Aldis Putninš, in a paper presented to the first Baltic Youth Seminar (Putninš, 1976), defined the essential elements of Latvian ethnicity as identification and language. That is, regarding oneself as being a Latvian, seeing oneself as being similar to some general conception of what a Latvian is, and being able to understand and speak Latvian. From the above analysis of the Latvian ethnic family in Melbourne, it is clear that the main way in which the family attempts to reinforce both these elements is to structure its socialisation of the young in a pattern of social isolation from the exponents of the core culture and of strengthening ties within the family itself. This reinforces identification in terms of providing non-conflicting models of behaviour as well as non-conflicting language models.
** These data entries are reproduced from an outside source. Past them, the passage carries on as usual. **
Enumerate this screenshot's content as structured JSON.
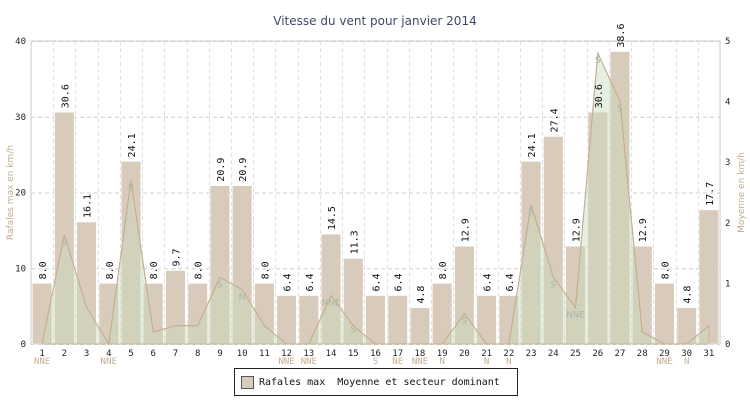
{
  "chart_data": {
    "type": "bar",
    "title": "Vitesse du vent pour janvier 2014",
    "ylabel_left": "Rafales max en km/h",
    "ylabel_right": "Moyenne en km/h",
    "ylim_left": [
      0,
      40
    ],
    "ylim_right": [
      0,
      5
    ],
    "yticks_left": [
      "0",
      "10",
      "20",
      "30",
      "40"
    ],
    "yticks_right": [
      "0",
      "1",
      "2",
      "3",
      "4",
      "5"
    ],
    "grid": true,
    "legend_position": "bottom",
    "categories": [
      "1",
      "2",
      "3",
      "4",
      "5",
      "6",
      "7",
      "8",
      "9",
      "10",
      "11",
      "12",
      "13",
      "14",
      "15",
      "16",
      "17",
      "18",
      "19",
      "20",
      "21",
      "22",
      "23",
      "24",
      "25",
      "26",
      "27",
      "28",
      "29",
      "30",
      "31"
    ],
    "series": [
      {
        "name": "Rafales max",
        "type": "bar",
        "color": "#d9cbbb",
        "values": [
          8.0,
          30.6,
          16.1,
          8.0,
          24.1,
          8.0,
          9.7,
          8.0,
          20.9,
          20.9,
          8.0,
          6.4,
          6.4,
          14.5,
          11.3,
          6.4,
          6.4,
          4.8,
          8.0,
          12.9,
          6.4,
          6.4,
          24.1,
          27.4,
          12.9,
          30.6,
          38.6,
          12.9,
          8.0,
          4.8,
          17.7
        ],
        "labels": [
          "8.0",
          "30.6",
          "16.1",
          "8.0",
          "24.1",
          "8.0",
          "9.7",
          "8.0",
          "20.9",
          "20.9",
          "8.0",
          "6.4",
          "6.4",
          "14.5",
          "11.3",
          "6.4",
          "6.4",
          "4.8",
          "8.0",
          "12.9",
          "6.4",
          "6.4",
          "24.1",
          "27.4",
          "12.9",
          "30.6",
          "38.6",
          "12.9",
          "8.0",
          "4.8",
          "17.7"
        ]
      },
      {
        "name": "Moyenne et secteur dominant",
        "type": "area",
        "color": "#c9d9bf",
        "values": [
          0.0,
          1.8,
          0.6,
          0.0,
          2.7,
          0.2,
          0.3,
          0.3,
          1.1,
          0.9,
          0.3,
          0.0,
          0.0,
          0.8,
          0.3,
          0.0,
          0.0,
          0.0,
          0.0,
          0.5,
          0.0,
          0.0,
          2.3,
          1.1,
          0.6,
          4.8,
          4.0,
          0.2,
          0.0,
          0.0,
          0.3
        ]
      }
    ],
    "direction_labels_below": [
      "NNE",
      "",
      "",
      "NNE",
      "",
      "",
      "",
      "",
      "",
      "",
      "",
      "NNE",
      "NNE",
      "",
      "",
      "S",
      "NE",
      "NNE",
      "N",
      "",
      "N",
      "N",
      "",
      "",
      "",
      "",
      "",
      "",
      "NNE",
      "N",
      ""
    ],
    "direction_labels_inside": [
      "",
      "S",
      "",
      "",
      "S",
      "",
      "",
      "",
      "S",
      "N",
      "",
      "",
      "",
      "NNE",
      "S",
      "",
      "",
      "",
      "",
      "S",
      "",
      "",
      "S",
      "S",
      "NNE",
      "S",
      "S",
      "",
      "",
      "",
      ""
    ]
  },
  "legend": {
    "item1": "Rafales max",
    "item2": "Moyenne et secteur dominant"
  }
}
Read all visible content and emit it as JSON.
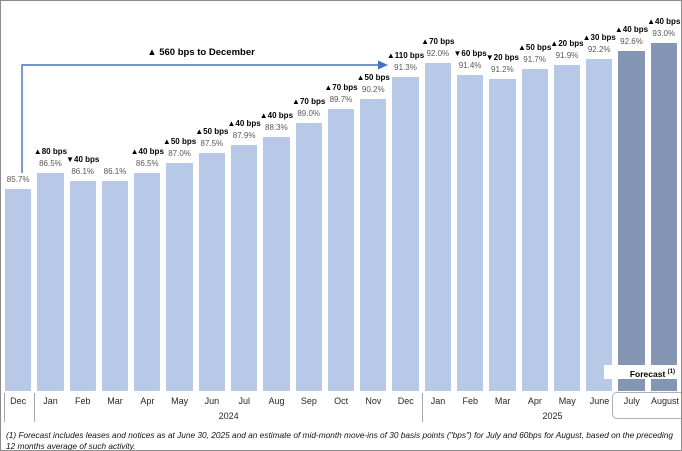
{
  "annotation": {
    "text": "▲ 560 bps to December"
  },
  "forecast_tag": {
    "text": "Forecast ",
    "sup": "(1)"
  },
  "footnote": "(1) Forecast includes leases and notices as at June 30, 2025 and an estimate of mid-month move-ins of 30 basis points (\"bps\") for July and 60bps for August, based on the preceding 12 months average of such activity.",
  "colors": {
    "bar": "#b7c9e6",
    "bar_forecast": "#8496b3",
    "arrow": "#4472c4"
  },
  "chart_data": {
    "type": "bar",
    "title": "",
    "xlabel": "",
    "ylabel": "",
    "ylim": [
      75.6,
      95.1
    ],
    "grid": false,
    "legend": false,
    "categories": [
      "Dec",
      "Jan",
      "Feb",
      "Mar",
      "Apr",
      "May",
      "Jun",
      "Jul",
      "Aug",
      "Sep",
      "Oct",
      "Nov",
      "Dec",
      "Jan",
      "Feb",
      "Mar",
      "Apr",
      "May",
      "June",
      "July",
      "August"
    ],
    "values": [
      85.7,
      86.5,
      86.1,
      86.1,
      86.5,
      87.0,
      87.5,
      87.9,
      88.3,
      89.0,
      89.7,
      90.2,
      91.3,
      92.0,
      91.4,
      91.2,
      91.7,
      91.9,
      92.2,
      92.6,
      93.0
    ],
    "value_labels": [
      "85.7%",
      "86.5%",
      "86.1%",
      "86.1%",
      "86.5%",
      "87.0%",
      "87.5%",
      "87.9%",
      "88.3%",
      "89.0%",
      "89.7%",
      "90.2%",
      "91.3%",
      "92.0%",
      "91.4%",
      "91.2%",
      "91.7%",
      "91.9%",
      "92.2%",
      "92.6%",
      "93.0%"
    ],
    "change_labels": [
      null,
      "▲80 bps",
      "▼40 bps",
      null,
      "▲40 bps",
      "▲50 bps",
      "▲50 bps",
      "▲40 bps",
      "▲40 bps",
      "▲70 bps",
      "▲70 bps",
      "▲50 bps",
      "▲110 bps",
      "▲70 bps",
      "▼60 bps",
      "▼20 bps",
      "▲50 bps",
      "▲20 bps",
      "▲30 bps",
      "▲40 bps",
      "▲40 bps"
    ],
    "forecast_flags": [
      false,
      false,
      false,
      false,
      false,
      false,
      false,
      false,
      false,
      false,
      false,
      false,
      false,
      false,
      false,
      false,
      false,
      false,
      false,
      true,
      true
    ],
    "groups": [
      {
        "label": "",
        "start": 0,
        "count": 1
      },
      {
        "label": "2024",
        "start": 1,
        "count": 12
      },
      {
        "label": "2025",
        "start": 13,
        "count": 8
      }
    ],
    "annotation": "▲ 560 bps to December"
  }
}
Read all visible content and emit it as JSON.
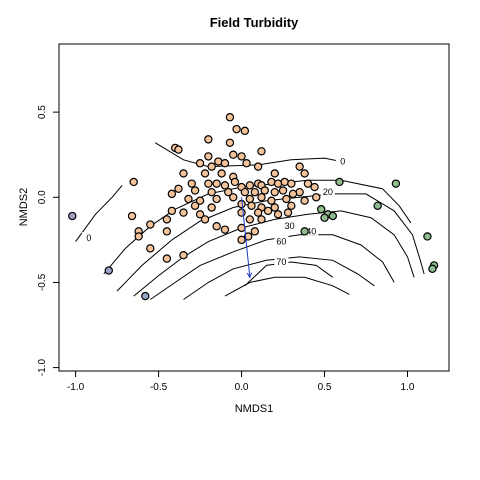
{
  "chart_data": {
    "type": "scatter",
    "title": "Field Turbidity",
    "xlabel": "NMDS1",
    "ylabel": "NMDS2",
    "xlim": [
      -1.1,
      1.25
    ],
    "ylim": [
      -1.02,
      0.9
    ],
    "x_ticks": [
      -1.0,
      -0.5,
      0.0,
      0.5,
      1.0
    ],
    "x_tick_labels": [
      "-1.0",
      "-0.5",
      "0.0",
      "0.5",
      "1.0"
    ],
    "y_ticks": [
      -1.0,
      -0.5,
      0.0,
      0.5
    ],
    "y_tick_labels": [
      "-1.0",
      "-0.5",
      "0.0",
      "0.5"
    ],
    "grid": false,
    "legend": "none",
    "colors": {
      "orange": "#f5c39a",
      "green": "#8fbc8f",
      "blue": "#9aa4c8",
      "contour": "#000000",
      "vector": "#1a3ccc"
    },
    "vector": {
      "from": [
        0.0,
        0.0
      ],
      "to": [
        0.05,
        -0.47
      ]
    },
    "contour_labels": [
      {
        "text": "0",
        "x": 0.61,
        "y": 0.21
      },
      {
        "text": "20",
        "x": 0.52,
        "y": 0.03
      },
      {
        "text": "40",
        "x": 0.42,
        "y": -0.2
      },
      {
        "text": "60",
        "x": 0.24,
        "y": -0.26
      },
      {
        "text": "70",
        "x": 0.24,
        "y": -0.38
      },
      {
        "text": "0",
        "x": -0.92,
        "y": -0.24
      },
      {
        "text": "30",
        "x": 0.29,
        "y": -0.17
      }
    ],
    "contours": [
      [
        [
          -1.0,
          -0.26
        ],
        [
          -0.88,
          -0.1
        ],
        [
          -0.78,
          0.0
        ],
        [
          -0.72,
          0.07
        ]
      ],
      [
        [
          -0.52,
          0.32
        ],
        [
          -0.35,
          0.22
        ],
        [
          -0.2,
          0.18
        ],
        [
          0.1,
          0.19
        ],
        [
          0.3,
          0.22
        ],
        [
          0.5,
          0.23
        ],
        [
          0.65,
          0.2
        ]
      ],
      [
        [
          -0.83,
          -0.45
        ],
        [
          -0.7,
          -0.3
        ],
        [
          -0.55,
          -0.17
        ],
        [
          -0.4,
          -0.07
        ],
        [
          -0.2,
          0.02
        ],
        [
          0.0,
          0.06
        ],
        [
          0.2,
          0.08
        ],
        [
          0.4,
          0.1
        ],
        [
          0.6,
          0.1
        ],
        [
          0.85,
          0.05
        ],
        [
          0.95,
          -0.05
        ],
        [
          1.02,
          -0.15
        ]
      ],
      [
        [
          -0.75,
          -0.55
        ],
        [
          -0.6,
          -0.4
        ],
        [
          -0.42,
          -0.25
        ],
        [
          -0.25,
          -0.14
        ],
        [
          -0.05,
          -0.06
        ],
        [
          0.15,
          -0.02
        ],
        [
          0.35,
          0.0
        ],
        [
          0.55,
          0.02
        ],
        [
          0.75,
          0.02
        ],
        [
          0.92,
          -0.08
        ],
        [
          1.03,
          -0.22
        ],
        [
          1.08,
          -0.38
        ],
        [
          1.1,
          -0.45
        ]
      ],
      [
        [
          -0.65,
          -0.58
        ],
        [
          -0.5,
          -0.46
        ],
        [
          -0.35,
          -0.35
        ],
        [
          -0.2,
          -0.26
        ],
        [
          0.0,
          -0.18
        ],
        [
          0.2,
          -0.13
        ],
        [
          0.4,
          -0.1
        ],
        [
          0.6,
          -0.08
        ],
        [
          0.78,
          -0.12
        ],
        [
          0.92,
          -0.22
        ],
        [
          1.0,
          -0.35
        ],
        [
          1.04,
          -0.47
        ]
      ],
      [
        [
          -0.55,
          -0.6
        ],
        [
          -0.4,
          -0.5
        ],
        [
          -0.25,
          -0.4
        ],
        [
          -0.05,
          -0.32
        ],
        [
          0.15,
          -0.25
        ],
        [
          0.35,
          -0.22
        ],
        [
          0.55,
          -0.22
        ],
        [
          0.72,
          -0.28
        ],
        [
          0.85,
          -0.38
        ],
        [
          0.92,
          -0.5
        ]
      ],
      [
        [
          -0.35,
          -0.6
        ],
        [
          -0.2,
          -0.5
        ],
        [
          -0.05,
          -0.42
        ],
        [
          0.15,
          -0.37
        ],
        [
          0.35,
          -0.35
        ],
        [
          0.55,
          -0.37
        ],
        [
          0.7,
          -0.45
        ],
        [
          0.8,
          -0.52
        ]
      ],
      [
        [
          -0.1,
          -0.58
        ],
        [
          0.05,
          -0.5
        ],
        [
          0.2,
          -0.47
        ],
        [
          0.38,
          -0.47
        ],
        [
          0.55,
          -0.52
        ],
        [
          0.65,
          -0.57
        ]
      ],
      [
        [
          0.02,
          -0.52
        ],
        [
          0.15,
          -0.4
        ],
        [
          0.3,
          -0.38
        ],
        [
          0.45,
          -0.4
        ],
        [
          0.55,
          -0.47
        ]
      ]
    ],
    "series": [
      {
        "color": "#f5c39a",
        "points": [
          [
            -0.07,
            0.47
          ],
          [
            -0.03,
            0.4
          ],
          [
            0.02,
            0.39
          ],
          [
            -0.2,
            0.34
          ],
          [
            -0.07,
            0.32
          ],
          [
            -0.4,
            0.29
          ],
          [
            -0.38,
            0.28
          ],
          [
            0.12,
            0.27
          ],
          [
            -0.2,
            0.24
          ],
          [
            -0.05,
            0.25
          ],
          [
            0.0,
            0.24
          ],
          [
            -0.14,
            0.21
          ],
          [
            -0.25,
            0.2
          ],
          [
            -0.1,
            0.2
          ],
          [
            -0.18,
            0.18
          ],
          [
            0.03,
            0.2
          ],
          [
            0.1,
            0.18
          ],
          [
            0.35,
            0.18
          ],
          [
            0.38,
            0.14
          ],
          [
            -0.35,
            0.14
          ],
          [
            -0.22,
            0.14
          ],
          [
            -0.12,
            0.14
          ],
          [
            -0.05,
            0.12
          ],
          [
            0.2,
            0.14
          ],
          [
            -0.65,
            0.09
          ],
          [
            -0.3,
            0.08
          ],
          [
            -0.2,
            0.08
          ],
          [
            -0.15,
            0.08
          ],
          [
            -0.1,
            0.07
          ],
          [
            -0.04,
            0.09
          ],
          [
            0.0,
            0.06
          ],
          [
            0.05,
            0.07
          ],
          [
            0.1,
            0.08
          ],
          [
            0.12,
            0.07
          ],
          [
            0.18,
            0.09
          ],
          [
            0.22,
            0.08
          ],
          [
            0.26,
            0.09
          ],
          [
            0.3,
            0.08
          ],
          [
            0.4,
            0.08
          ],
          [
            0.44,
            0.06
          ],
          [
            -0.38,
            0.05
          ],
          [
            -0.28,
            0.04
          ],
          [
            -0.18,
            0.03
          ],
          [
            -0.08,
            0.03
          ],
          [
            0.02,
            0.03
          ],
          [
            0.08,
            0.03
          ],
          [
            0.14,
            0.04
          ],
          [
            0.2,
            0.03
          ],
          [
            0.25,
            0.04
          ],
          [
            0.35,
            0.03
          ],
          [
            0.45,
            0.0
          ],
          [
            0.31,
            0.02
          ],
          [
            -0.42,
            0.02
          ],
          [
            -0.32,
            -0.01
          ],
          [
            -0.25,
            -0.02
          ],
          [
            -0.15,
            -0.01
          ],
          [
            -0.05,
            0.0
          ],
          [
            0.05,
            -0.01
          ],
          [
            0.12,
            0.0
          ],
          [
            0.18,
            -0.02
          ],
          [
            0.27,
            -0.01
          ],
          [
            0.38,
            -0.02
          ],
          [
            -0.28,
            -0.05
          ],
          [
            -0.18,
            -0.06
          ],
          [
            0.0,
            -0.04
          ],
          [
            0.06,
            -0.05
          ],
          [
            0.12,
            -0.06
          ],
          [
            0.2,
            -0.06
          ],
          [
            0.3,
            -0.05
          ],
          [
            -0.42,
            -0.08
          ],
          [
            -0.35,
            -0.09
          ],
          [
            -0.25,
            -0.1
          ],
          [
            0.0,
            -0.09
          ],
          [
            0.1,
            -0.09
          ],
          [
            0.16,
            -0.08
          ],
          [
            0.22,
            -0.1
          ],
          [
            0.28,
            -0.09
          ],
          [
            -0.66,
            -0.11
          ],
          [
            -0.45,
            -0.13
          ],
          [
            -0.22,
            -0.13
          ],
          [
            0.05,
            -0.13
          ],
          [
            0.12,
            -0.13
          ],
          [
            -0.55,
            -0.16
          ],
          [
            -0.15,
            -0.17
          ],
          [
            0.0,
            -0.18
          ],
          [
            -0.1,
            -0.19
          ],
          [
            0.08,
            -0.2
          ],
          [
            -0.62,
            -0.2
          ],
          [
            -0.45,
            -0.2
          ],
          [
            0.04,
            -0.23
          ],
          [
            -0.62,
            -0.23
          ],
          [
            -0.55,
            -0.3
          ],
          [
            -0.35,
            -0.34
          ],
          [
            -0.45,
            -0.36
          ],
          [
            0.0,
            -0.25
          ]
        ]
      },
      {
        "color": "#8fbc8f",
        "points": [
          [
            0.59,
            0.09
          ],
          [
            0.93,
            0.08
          ],
          [
            0.82,
            -0.05
          ],
          [
            0.48,
            -0.07
          ],
          [
            0.52,
            -0.1
          ],
          [
            0.55,
            -0.11
          ],
          [
            0.5,
            -0.12
          ],
          [
            0.38,
            -0.2
          ],
          [
            1.12,
            -0.23
          ],
          [
            1.16,
            -0.4
          ],
          [
            1.15,
            -0.42
          ]
        ]
      },
      {
        "color": "#9aa4c8",
        "points": [
          [
            -1.02,
            -0.11
          ],
          [
            -0.8,
            -0.43
          ],
          [
            -0.58,
            -0.58
          ]
        ]
      }
    ]
  }
}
It could be argued that social isolation from non-Latvians and language maintenance of a non-core culture language creates psychological and social problems for the individual. I would argue that the role of the ethnic family in maintaining ethnic identity does not imply social and/or psychological isolation of the individual. I would suggest that it is possible for the ethnic family as a unit to maintain ethnic boundaries in relation to the core culture, but that the individual members of the family are free to cross the boundaries at will. That is, ethnicity is seen as a group rather than an individual phenomenon. The individual's ethnic identity is an expression of identification with the group, not necessarily an expression of Self. Thus, the role of the ethnic family is to provide the supportive structure for the former but not to inhibit the latter. Of course, in many cases the factors converge and become indistinguishable. That is, the group identification is an expression of Self. This could be termed total socialisation into the ethnic community. Certainly, the ethnic family as a unit must have the support of the ethnic community as a whole and must itself be involved in the ethnic community. An ethnic family operating in a social vacuum becomes a guaranteed candidate for assimilation and loss of ethnic identity.


Dundsdorfs, E. (1968) Trešā, Melbourne.
Fallding, H. (1957) 'Inside the Australian family' in Marriage and the Family in Australia, A.P. Elkin (ed.), Angus and Robertson, Sydney.
Putninš, A.L. (1976) 'Latvian Youth: Psychological Perspectives', Proceedings: First Baltic Youth Seminar, Adelaide.
Šmugajs, E. (1964) 'Gimenes loma audzināšanā agrāk un tagad', Katolu Kalendars, 1964.